Different, Not Better

 


Harrison Dunne Polite-headshot

By: Harrison Dunne-Polite
Heritage: White + African-American
Profession in U.S.: Student


When I was a kid, I wished a lot of things were different. This was partially because of my ambiguous identity. I didn’t know what to consider myself or even who to look up to. There were clearly many socially constructed distinctions between my two parts, but nobody to explain them to me.

And in the absence of definitive role models, I eventually found heroes on both sides. But America’s (and the world’s) racial history put me in a tough position. How was I supposed to choose one part of me over the other? My mother or my father? My Black or my White? No, I refused. I would not make a choice. I could be out of place when it’s best to feel so, and I can join in when it's worth it. Many people imagine this flexibility as me being mixed, therefore socially versatile, but it isn’t that simple. I did not start here; I got to this point. I touched the fire and got third degree burns. I went through trials. I spent many days and nights feeling left out and incomplete.

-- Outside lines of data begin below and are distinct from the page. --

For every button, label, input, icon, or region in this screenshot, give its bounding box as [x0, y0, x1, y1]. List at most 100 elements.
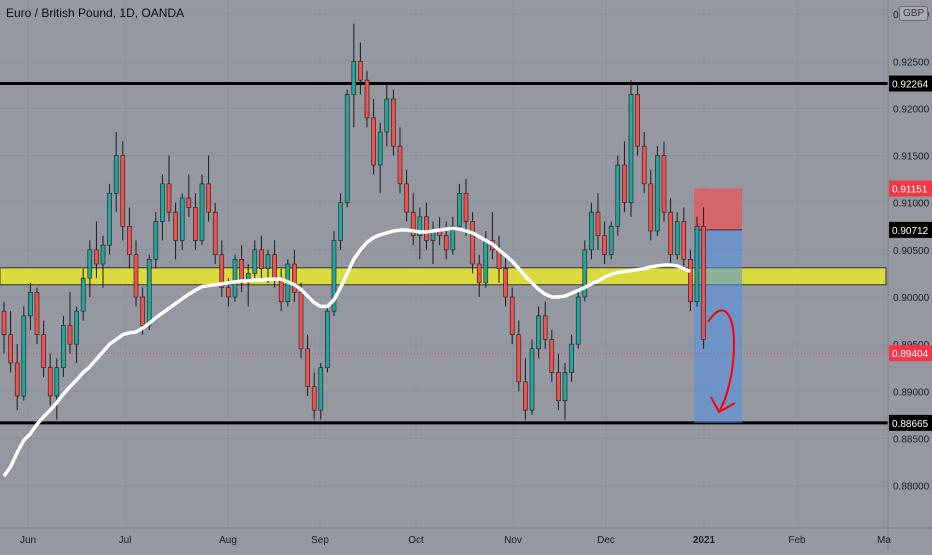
candle-body	[331, 240, 337, 312]
y-tick-label: 0.88000	[893, 482, 930, 493]
candle-body	[160, 183, 165, 222]
candle-body	[602, 235, 607, 255]
candle-body	[483, 240, 489, 284]
candle-body	[503, 268, 508, 298]
candle-body	[608, 225, 614, 255]
candle-body	[1, 310, 7, 336]
candle-body	[417, 216, 423, 237]
candle-body	[516, 334, 522, 383]
candle-body	[694, 225, 700, 303]
candle-body	[529, 348, 535, 411]
candle-body	[443, 235, 449, 251]
x-tick-label: Jun	[20, 535, 36, 546]
candle-body	[41, 334, 46, 369]
candle-body	[153, 221, 159, 260]
chart-title: Euro / British Pound, 1D, OANDA	[6, 6, 185, 20]
candle-body	[628, 93, 634, 204]
candle-body	[28, 291, 33, 317]
candle-body	[404, 183, 409, 213]
price-label-bg	[889, 221, 932, 238]
candle-body	[54, 367, 60, 397]
price-label-bg	[889, 345, 932, 362]
candle-body	[661, 155, 667, 213]
price-label-line: 0.92264	[892, 80, 929, 91]
candle-body	[648, 183, 654, 232]
price-label-line-bg	[889, 75, 932, 92]
candle-body	[595, 211, 601, 237]
candle-body	[536, 315, 541, 350]
candle-body	[615, 164, 621, 227]
candle-body	[701, 225, 706, 340]
currency-badge[interactable]: GBP	[899, 6, 929, 21]
candle-body	[311, 386, 317, 411]
candle-body	[305, 348, 310, 387]
candle-body	[212, 211, 218, 255]
candle-body	[94, 249, 99, 265]
y-tick-label: 0.92000	[893, 104, 930, 115]
candle-body	[239, 258, 244, 284]
candle-body	[476, 263, 482, 284]
candle-body	[635, 93, 640, 147]
supply-demand-zone	[0, 267, 887, 286]
candle-body	[589, 211, 594, 251]
candle-body	[562, 372, 568, 402]
candle-body	[74, 310, 79, 345]
candle-body	[193, 207, 198, 241]
candle-body	[199, 183, 205, 241]
candle-body	[338, 202, 343, 241]
x-tick-label: Jul	[119, 535, 132, 546]
candle-body	[470, 221, 475, 265]
moving-average-line	[2, 226, 692, 478]
candle-body	[14, 362, 20, 397]
candle-body	[298, 291, 304, 350]
candle-body	[186, 197, 192, 208]
candle-body	[318, 367, 324, 411]
candle-body	[87, 249, 93, 279]
candle-body	[377, 131, 383, 166]
candle-body	[232, 258, 238, 298]
candle-body	[100, 244, 106, 265]
candle-body	[80, 277, 86, 312]
x-tick-label: Dec	[597, 535, 615, 546]
candle-body	[265, 254, 271, 270]
candle-body	[179, 197, 185, 241]
candle-body	[364, 79, 370, 119]
x-tick-label: Oct	[408, 535, 424, 546]
candle-body	[127, 225, 132, 255]
candle-body	[113, 155, 119, 194]
candle-body	[47, 367, 53, 397]
candle-body	[325, 310, 330, 369]
candle-body	[622, 164, 627, 204]
y-tick-label: 0.88500	[893, 434, 930, 445]
candle-body	[292, 263, 297, 293]
candle-body	[371, 117, 376, 166]
x-tick-label: Feb	[788, 535, 806, 546]
candle-body	[410, 211, 416, 237]
candle-body	[358, 60, 363, 81]
price-label: 0.91151	[892, 184, 928, 195]
drawn-arrow	[707, 309, 736, 411]
candle-body	[397, 145, 403, 185]
price-label-bg	[889, 180, 932, 197]
drawn-arrow-head	[710, 396, 736, 414]
y-tick-label: 0.92500	[893, 57, 930, 68]
candle-body	[140, 296, 145, 326]
price-label-line: 0.88665	[892, 419, 929, 430]
y-tick-label: 0.90500	[893, 246, 930, 257]
candle-body	[391, 98, 396, 147]
candle-body	[21, 315, 27, 397]
candle-body	[668, 211, 673, 255]
candle-body	[206, 183, 211, 213]
y-tick-label: 0.90000	[893, 293, 930, 304]
candle-body	[688, 258, 693, 303]
y-tick-label: 0.91500	[893, 152, 930, 163]
x-tick-label: Aug	[219, 535, 237, 546]
candle-body	[272, 254, 277, 279]
x-tick-label: Nov	[504, 535, 522, 546]
candle-body	[8, 334, 13, 364]
x-tick-label: 2021	[693, 535, 716, 546]
x-tick-label: Ma	[877, 535, 891, 546]
candle-body	[146, 258, 152, 326]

It was common to feel perpetually out of place. The isolation I endured left me without a group to hang onto or a perspective to adopt. It was as if I were on the sideline of the sidelines – becoming comfortable in a racial purgatory. At times, this proved rather lonely because I felt more appealing than connected to people. I defined my ambiguity as my plight. This is how I socially existed through most of high school; not more black than I deserve, but not too white either – God forbid, not that.

My opinions have changed since then, but what I did take away from that phase of my life was an obsession with the abstract – here I feel most comfortable because socially this is where I always existed. In the abstract, things are removed from reality and exist as ideas. But in “my” abstract, all things are considered in an attempt to not pick a side. I have to account for all the pieces at play. This has proved to be a wonderful skill, and as a result, I have interacted, resonated and clashed with opposing sides of a social world in an effort to find myself. I have come to realize my reality as Mixed Privilege.

I never imagined I would find myself in a place of normalcy, for I didn’t really think people were like me. Instead I thought people like me more so happened than existed.

These distinctions presented by my surroundings were trying to convince me of something that just wasn’t true. I felt different because I thought I was. Now I realize, I am like so many others. I hold my spot on the sideline of the sidelines because I was pushed here, but there is plenty of room for everyone.

Being mixed, again, is not easy. It has mostly been a very educational and enjoyable experience, but there have been significant side effects of my double consciousness. I have no choice but to employ them as the privileges of my disadvantage. My hope is that others can also uncover ways to leverage their position for internal growth and maturity, and that this process addresses this particular position that history has put us all in.

• • •

Harrison Dunne-Polite is a sophomore at Bowdoin College in Brunswick, Maine, studying Africana Studies and Sociology. He is of mixed heritage and was raised by a single mother in Princeton, NJ. Through his experience as a mixed American, Harrison attempts to develop a sense of relativity through observations of how people treat him and, of equal importance, how people do not treat him.